The school was consecrated on 26–27 March 1996 by the Venerable Lopen Tse of Punakha Dratshang and opened under the principal Mr. Lekey Tshering, who remained until 2004. The school's Foundation Day was on 16 November 1996, with many guests and parents present.

==Developments and achievements==
Since 1996, the school has developed and the dry, dusty campus has been transformed by strategic planting of trees and gardens, significantly improving the stability and beauty of the living environment. In 2002, Ugyen Academy opened on an adjacent site, between Khuruthang Middle Secondary School and Khuruthang town.

In 2004, Mrs. Haki Wanmo took over from Mr. Lekey Tshering as principal. In 2006, the 6th National School Games took place in the Punakha valley at three schools: Khuruthang Middle Secondary School, Ugyen Academy and Punakha Higher Secondary School, with 764 students taking part from about 140 schools.

In 2008 the school became a UNESCO Associated School and has an active UNESCO club.
The school was rated in the top ten primary schools in Bhutan in 2009. In 2010 the Bhutan Ministry of Education introduced a Performance Management System to rank schools, and Khuruthang Middle Secondary School was placed fourth in the list of top primary schools.

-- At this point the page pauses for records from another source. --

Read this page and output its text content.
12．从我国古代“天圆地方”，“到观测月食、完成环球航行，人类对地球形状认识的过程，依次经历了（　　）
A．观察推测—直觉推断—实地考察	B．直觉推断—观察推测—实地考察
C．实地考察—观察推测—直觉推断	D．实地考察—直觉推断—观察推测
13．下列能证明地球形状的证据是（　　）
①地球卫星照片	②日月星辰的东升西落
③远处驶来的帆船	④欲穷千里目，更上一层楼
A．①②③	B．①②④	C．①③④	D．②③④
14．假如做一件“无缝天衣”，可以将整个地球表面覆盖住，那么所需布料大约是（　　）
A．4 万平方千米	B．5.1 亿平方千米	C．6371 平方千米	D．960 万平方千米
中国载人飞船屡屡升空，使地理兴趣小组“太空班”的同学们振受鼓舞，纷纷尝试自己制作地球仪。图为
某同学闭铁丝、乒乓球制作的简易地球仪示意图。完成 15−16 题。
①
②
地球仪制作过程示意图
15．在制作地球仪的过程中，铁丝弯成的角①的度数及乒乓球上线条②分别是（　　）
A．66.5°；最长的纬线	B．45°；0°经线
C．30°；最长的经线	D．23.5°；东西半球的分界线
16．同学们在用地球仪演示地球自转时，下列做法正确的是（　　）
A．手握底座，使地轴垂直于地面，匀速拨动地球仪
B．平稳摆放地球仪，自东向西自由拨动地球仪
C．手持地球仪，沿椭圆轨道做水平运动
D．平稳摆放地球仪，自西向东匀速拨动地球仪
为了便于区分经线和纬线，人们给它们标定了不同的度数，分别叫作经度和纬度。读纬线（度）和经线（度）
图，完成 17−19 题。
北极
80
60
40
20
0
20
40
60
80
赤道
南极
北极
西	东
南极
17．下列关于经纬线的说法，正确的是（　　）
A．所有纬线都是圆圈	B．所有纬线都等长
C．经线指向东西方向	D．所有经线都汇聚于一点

In 2014 the school was selected as one of the six pilot schools in Bhutan's innovative iSchool Project, an initiative to use high speed internet and video conferencing to enable top quality teachers to teach pupils on many sites simultaneously. The technology includes interactive question-and-answer facilities, plus downloadable recordings held in an archive at a data centre in DrukNet for students who miss any of the lessons.